Intention photographique

Nous avons toutes et tous besoin d'un moyen d'expression. Le mien est la photographie.
C'est ma manière de partager mon regard sur cette société à la fois réjouissante et désespérante.

Quand je déambule au quotidien dans les rues avec mon appareil photo, j’observe autour de moi la frénésie de la vie qui s’opère dans l’espace public. Quand je sillonne des lieux inconnus, je pose mes yeux neufs et naïfs avant d’empoigner mon appareil photo et de déclencher pour témoigner.
Nous vivons dans une société de l’image, toujours plus abondante. L’ascension des réseaux sociaux dans toutes les sphères de la vie, et dans toutes les classes sociales a accéléré cette omniprésence de la photographie. Dans cette masse innombrable, les clichés qui retiennent l’attention de la majorité, et des médias, sont les plus dramatiques, les plus spectaculaires, pour ne pas dire les plus sanglants.
Après 10 ans de pratique photographique et 5 ans de militantisme sur les enjeux climatiques, j'ai voulu me lancer un défi : réaliser des reportages photographiques sur les impacts locaux des activités des multinationales françaises d'énergies fossiles. L'objectif : mettre un peu de lumière sur les désastres sociaux et environnementaux auxquels elles participent. Sans pour autant avoir une approche spectaculaire et dramatique. C'est comme ça que j'ai découvert l’existence des Zones sacrifiées du Chili, et de Vaca Muerta, la "Dubaï argentine".

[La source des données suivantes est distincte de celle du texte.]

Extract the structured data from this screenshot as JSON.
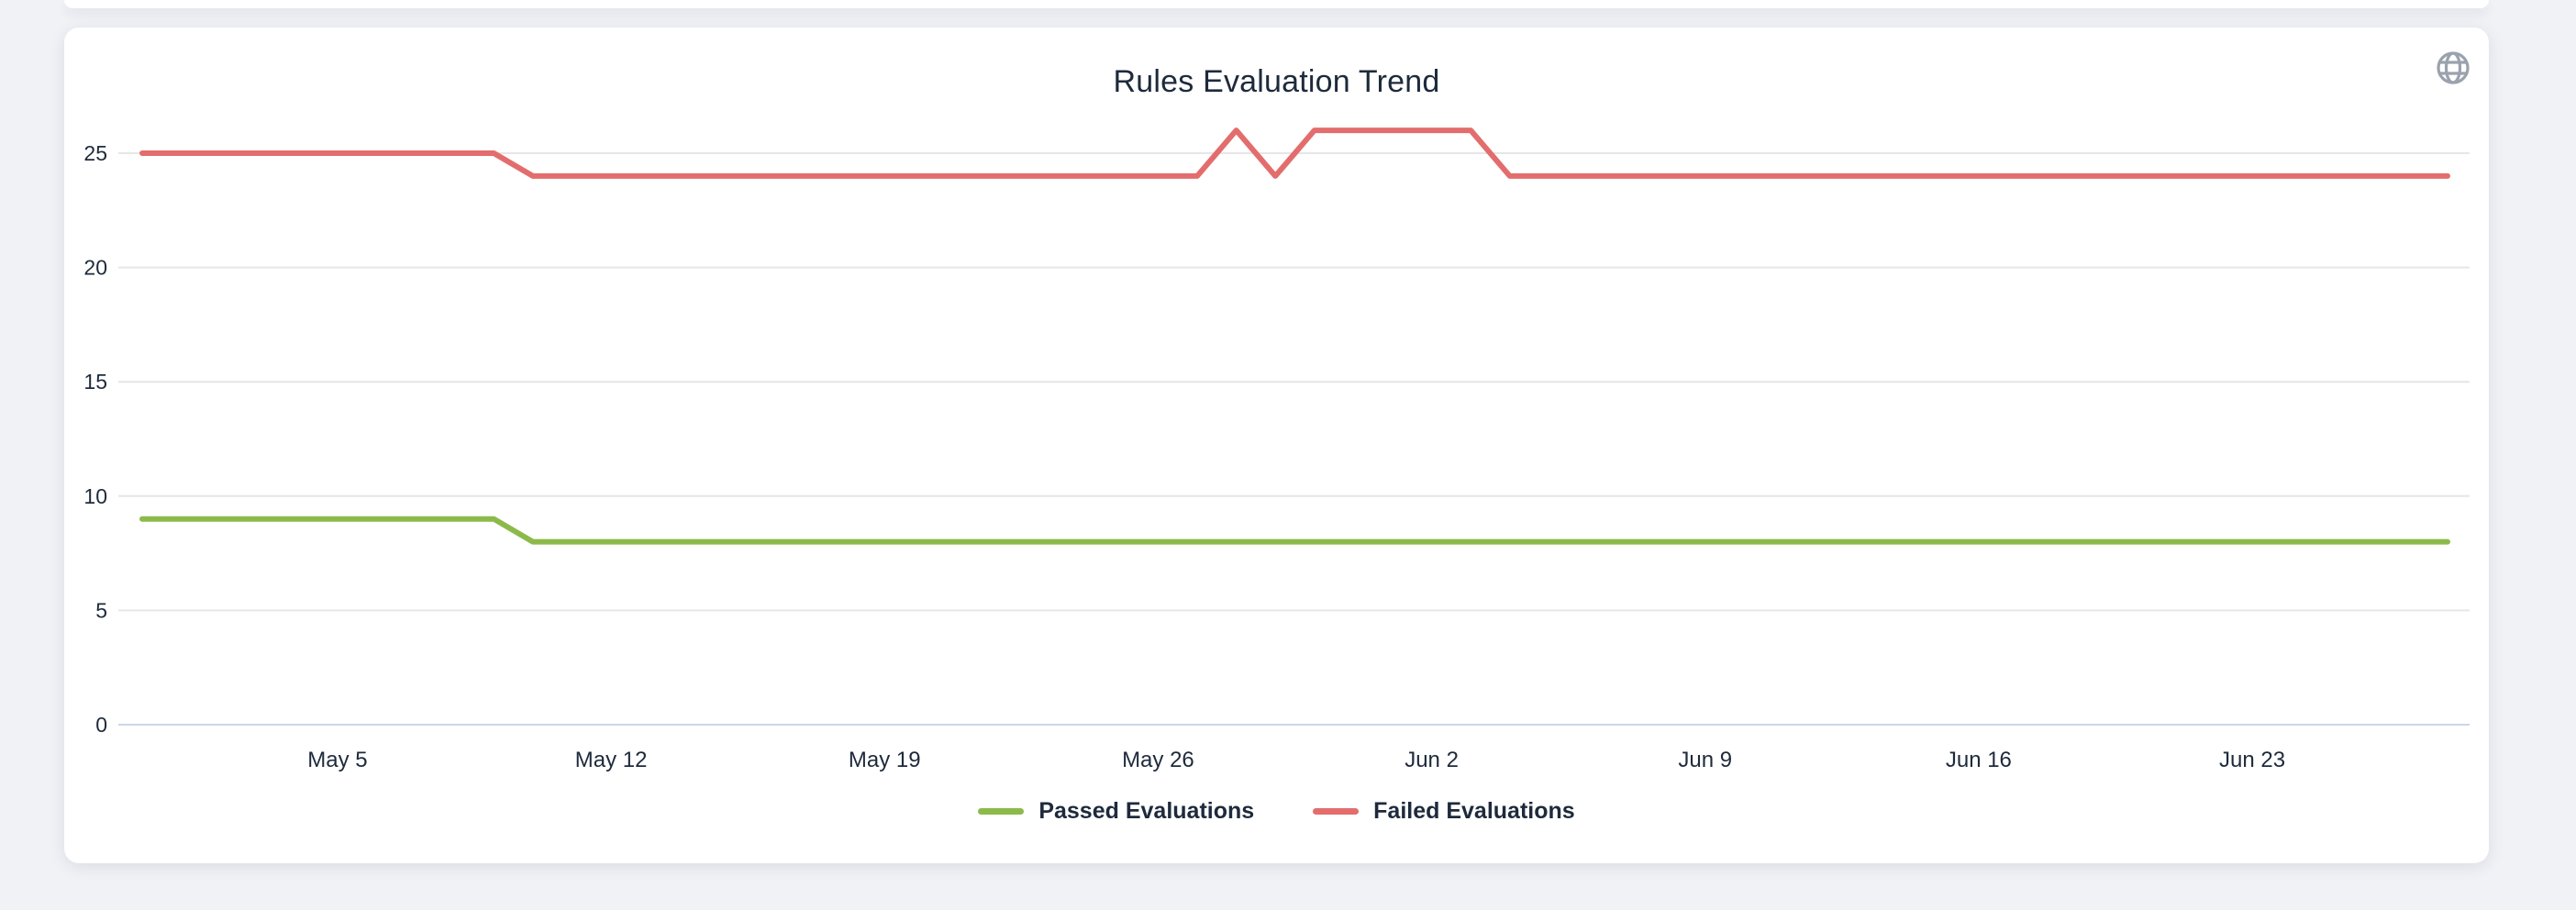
{
  "page": {
    "background": "#f0f2f6"
  },
  "card": {
    "background": "#ffffff"
  },
  "header": {
    "title": "Rules Evaluation Trend",
    "icon": "globe-icon"
  },
  "colors": {
    "text": "#1e2a3c",
    "grid_line": "#e6e6e6",
    "axis_line": "#ccd6eb",
    "icon_gray": "#9aa2ad",
    "passed_green": "#8cba4a",
    "failed_red": "#e36d6d"
  },
  "chart_data": {
    "type": "line",
    "title": "Rules Evaluation Trend",
    "xlabel": "",
    "ylabel": "",
    "ylim": [
      0,
      27
    ],
    "grid": true,
    "legend_position": "bottom-center",
    "y_ticks": [
      0,
      5,
      10,
      15,
      20,
      25
    ],
    "x_tick_labels": [
      "May 5",
      "May 12",
      "May 19",
      "May 26",
      "Jun 2",
      "Jun 9",
      "Jun 16",
      "Jun 23"
    ],
    "x": [
      "Apr 30",
      "May 1",
      "May 2",
      "May 3",
      "May 4",
      "May 5",
      "May 6",
      "May 7",
      "May 8",
      "May 9",
      "May 10",
      "May 11",
      "May 12",
      "May 13",
      "May 14",
      "May 15",
      "May 16",
      "May 17",
      "May 18",
      "May 19",
      "May 20",
      "May 21",
      "May 22",
      "May 23",
      "May 24",
      "May 25",
      "May 26",
      "May 27",
      "May 28",
      "May 29",
      "May 30",
      "May 31",
      "Jun 1",
      "Jun 2",
      "Jun 3",
      "Jun 4",
      "Jun 5",
      "Jun 6",
      "Jun 7",
      "Jun 8",
      "Jun 9",
      "Jun 10",
      "Jun 11",
      "Jun 12",
      "Jun 13",
      "Jun 14",
      "Jun 15",
      "Jun 16",
      "Jun 17",
      "Jun 18",
      "Jun 19",
      "Jun 20",
      "Jun 21",
      "Jun 22",
      "Jun 23",
      "Jun 24",
      "Jun 25",
      "Jun 26",
      "Jun 27",
      "Jun 28"
    ],
    "series": [
      {
        "name": "Passed Evaluations",
        "color": "#8cba4a",
        "values": [
          9,
          9,
          9,
          9,
          9,
          9,
          9,
          9,
          9,
          9,
          8,
          8,
          8,
          8,
          8,
          8,
          8,
          8,
          8,
          8,
          8,
          8,
          8,
          8,
          8,
          8,
          8,
          8,
          8,
          8,
          8,
          8,
          8,
          8,
          8,
          8,
          8,
          8,
          8,
          8,
          8,
          8,
          8,
          8,
          8,
          8,
          8,
          8,
          8,
          8,
          8,
          8,
          8,
          8,
          8,
          8,
          8,
          8,
          8,
          8
        ]
      },
      {
        "name": "Failed Evaluations",
        "color": "#e36d6d",
        "values": [
          25,
          25,
          25,
          25,
          25,
          25,
          25,
          25,
          25,
          25,
          24,
          24,
          24,
          24,
          24,
          24,
          24,
          24,
          24,
          24,
          24,
          24,
          24,
          24,
          24,
          24,
          24,
          24,
          26,
          24,
          26,
          26,
          26,
          26,
          26,
          24,
          24,
          24,
          24,
          24,
          24,
          24,
          24,
          24,
          24,
          24,
          24,
          24,
          24,
          24,
          24,
          24,
          24,
          24,
          24,
          24,
          24,
          24,
          24,
          24
        ]
      }
    ]
  }
}
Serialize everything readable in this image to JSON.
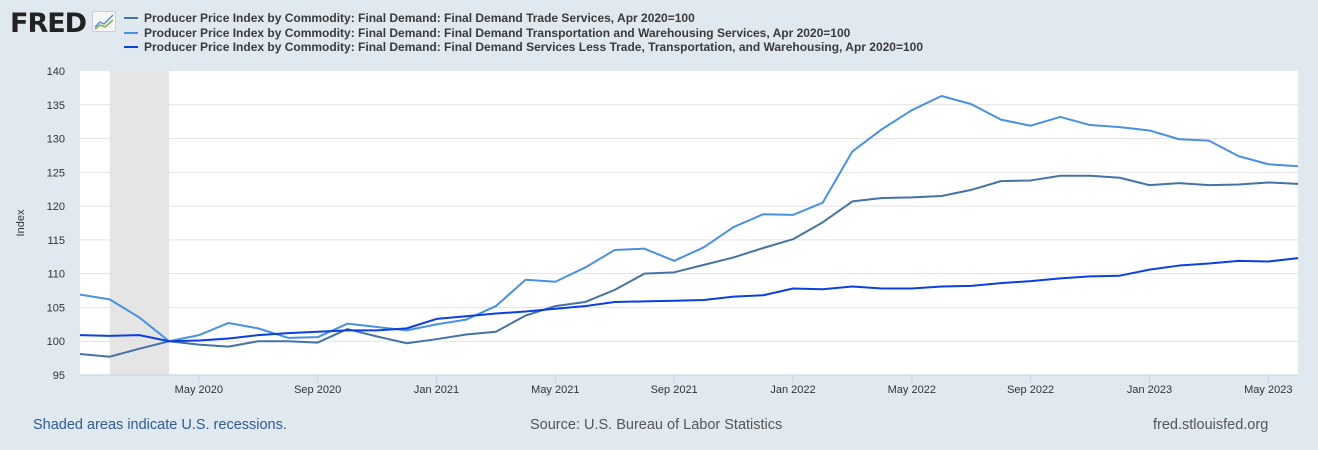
{
  "logo": {
    "text": "FRED"
  },
  "chart_data": {
    "type": "line",
    "title": "",
    "ylabel": "Index",
    "xlabel": "",
    "ylim": [
      95,
      140
    ],
    "yticks": [
      95,
      100,
      105,
      110,
      115,
      120,
      125,
      130,
      135,
      140
    ],
    "xstart": "2020-01",
    "xticks": [
      {
        "label": "May 2020",
        "index": 4
      },
      {
        "label": "Sep 2020",
        "index": 8
      },
      {
        "label": "Jan 2021",
        "index": 12
      },
      {
        "label": "May 2021",
        "index": 16
      },
      {
        "label": "Sep 2021",
        "index": 20
      },
      {
        "label": "Jan 2022",
        "index": 24
      },
      {
        "label": "May 2022",
        "index": 28
      },
      {
        "label": "Sep 2022",
        "index": 32
      },
      {
        "label": "Jan 2023",
        "index": 36
      },
      {
        "label": "May 2023",
        "index": 40
      }
    ],
    "recession": {
      "start_index": 1,
      "end_index": 3
    },
    "grid": true,
    "legend_position": "top",
    "series": [
      {
        "name": "Producer Price Index by Commodity: Final Demand: Final Demand Trade Services, Apr 2020=100",
        "color": "#4572a7",
        "values": [
          98.1,
          97.7,
          98.9,
          100,
          99.5,
          99.2,
          100,
          100,
          99.8,
          101.8,
          100.7,
          99.7,
          100.3,
          101,
          101.4,
          103.8,
          105.2,
          105.8,
          107.6,
          110,
          110.2,
          111.3,
          112.4,
          113.8,
          115.1,
          117.6,
          120.7,
          121.2,
          121.3,
          121.5,
          122.4,
          123.7,
          123.8,
          124.5,
          124.5,
          124.2,
          123.1,
          123.4,
          123.1,
          123.2,
          123.5,
          123.3
        ]
      },
      {
        "name": "Producer Price Index by Commodity: Final Demand: Final Demand Transportation and Warehousing Services, Apr 2020=100",
        "color": "#4a90e2",
        "values": [
          106.9,
          106.2,
          103.5,
          100,
          100.9,
          102.7,
          101.9,
          100.5,
          100.6,
          102.6,
          102.1,
          101.6,
          102.5,
          103.2,
          105.2,
          109.1,
          108.8,
          110.9,
          113.5,
          113.7,
          111.9,
          113.9,
          116.9,
          118.8,
          118.7,
          120.5,
          128.1,
          131.4,
          134.2,
          136.3,
          135.1,
          132.8,
          131.9,
          133.2,
          132,
          131.7,
          131.2,
          129.9,
          129.7,
          127.4,
          126.2,
          125.9
        ]
      },
      {
        "name": "Producer Price Index by Commodity: Final Demand: Final Demand Services Less Trade, Transportation, and Warehousing, Apr 2020=100",
        "color": "#0a3fe0",
        "values": [
          100.9,
          100.8,
          100.9,
          100,
          100.1,
          100.4,
          100.9,
          101.2,
          101.4,
          101.6,
          101.6,
          101.9,
          103.3,
          103.7,
          104.1,
          104.4,
          104.8,
          105.2,
          105.8,
          105.9,
          106,
          106.1,
          106.6,
          106.8,
          107.8,
          107.7,
          108.1,
          107.8,
          107.8,
          108.1,
          108.2,
          108.6,
          108.9,
          109.3,
          109.6,
          109.7,
          110.6,
          111.2,
          111.5,
          111.9,
          111.8,
          112.3
        ]
      }
    ]
  },
  "footer": {
    "recession_note": "Shaded areas indicate U.S. recessions.",
    "source": "Source: U.S. Bureau of Labor Statistics",
    "site": "fred.stlouisfed.org"
  }
}
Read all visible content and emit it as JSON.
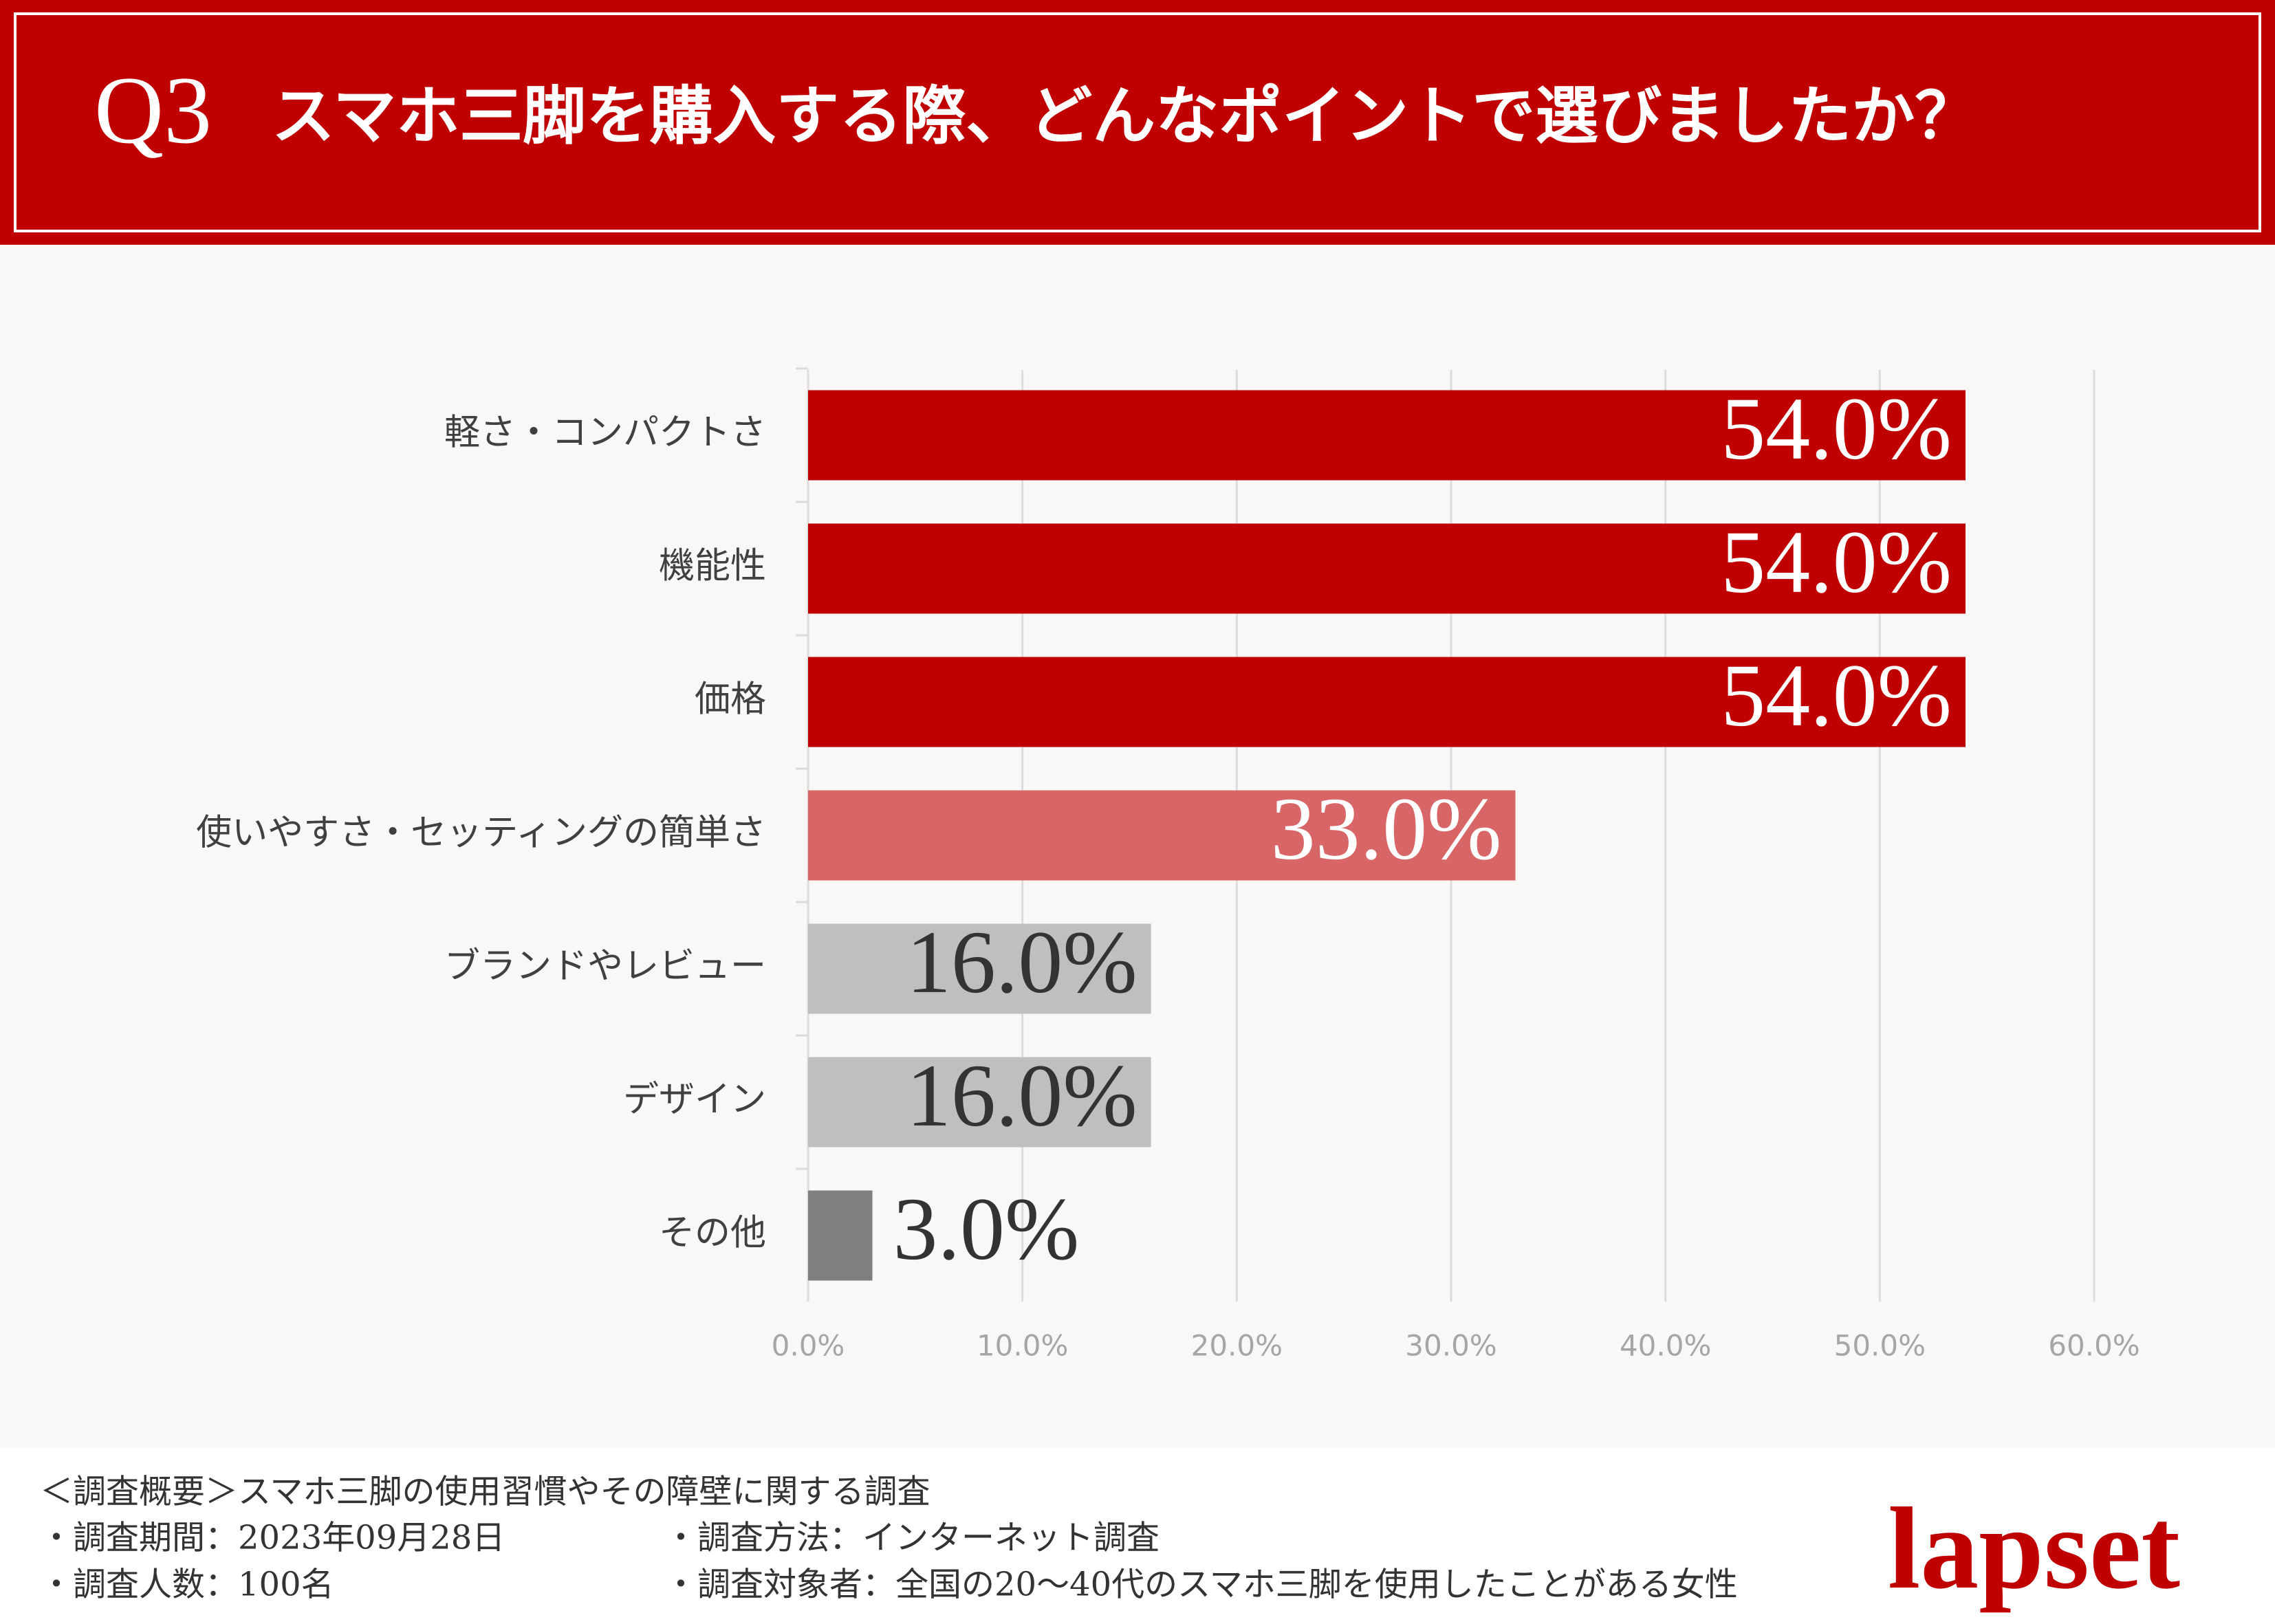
{
  "header": {
    "number": "Q3",
    "title": "スマホ三脚を購入する際、どんなポイントで選びましたか？"
  },
  "chart_data": {
    "type": "bar",
    "orientation": "horizontal",
    "categories": [
      "軽さ・コンパクトさ",
      "機能性",
      "価格",
      "使いやすさ・セッティングの簡単さ",
      "ブランドやレビュー",
      "デザイン",
      "その他"
    ],
    "values": [
      54.0,
      54.0,
      54.0,
      33.0,
      16.0,
      16.0,
      3.0
    ],
    "value_labels": [
      "54.0%",
      "54.0%",
      "54.0%",
      "33.0%",
      "16.0%",
      "16.0%",
      "3.0%"
    ],
    "colors": [
      "#c00000",
      "#c00000",
      "#c00000",
      "#d96666",
      "#bfbfbf",
      "#bfbfbf",
      "#7f7f7f"
    ],
    "label_colors": [
      "#ffffff",
      "#ffffff",
      "#ffffff",
      "#ffffff",
      "#333333",
      "#333333",
      "#333333"
    ],
    "xlim": [
      0,
      60
    ],
    "xticks": [
      {
        "value": 0,
        "label": "0.0%"
      },
      {
        "value": 10,
        "label": "10.0%"
      },
      {
        "value": 20,
        "label": "20.0%"
      },
      {
        "value": 30,
        "label": "30.0%"
      },
      {
        "value": 40,
        "label": "40.0%"
      },
      {
        "value": 50,
        "label": "50.0%"
      },
      {
        "value": 60,
        "label": "60.0%"
      }
    ],
    "grid": true
  },
  "footer": {
    "heading": "＜調査概要＞スマホ三脚の使用習慣やその障壁に関する調査",
    "items": [
      "・調査期間：2023年09月28日",
      "・調査方法：インターネット調査",
      "・調査人数：100名",
      "・調査対象者：全国の20〜40代のスマホ三脚を使用したことがある女性"
    ]
  },
  "logo": "lapset"
}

De retour en France, début 2018, les mouvements sociaux m'ont amenée à faire la curieuse avec mon appareil photo, toujours en essayant de décaler le regard et le point de vue. C'est ainsi que sont nés les reportages Zone de vie, zone de guerre à la ZAD de Notre-dame-des-landes et 1er mai, 50 ans après mai 68 dans les rues parisiennes.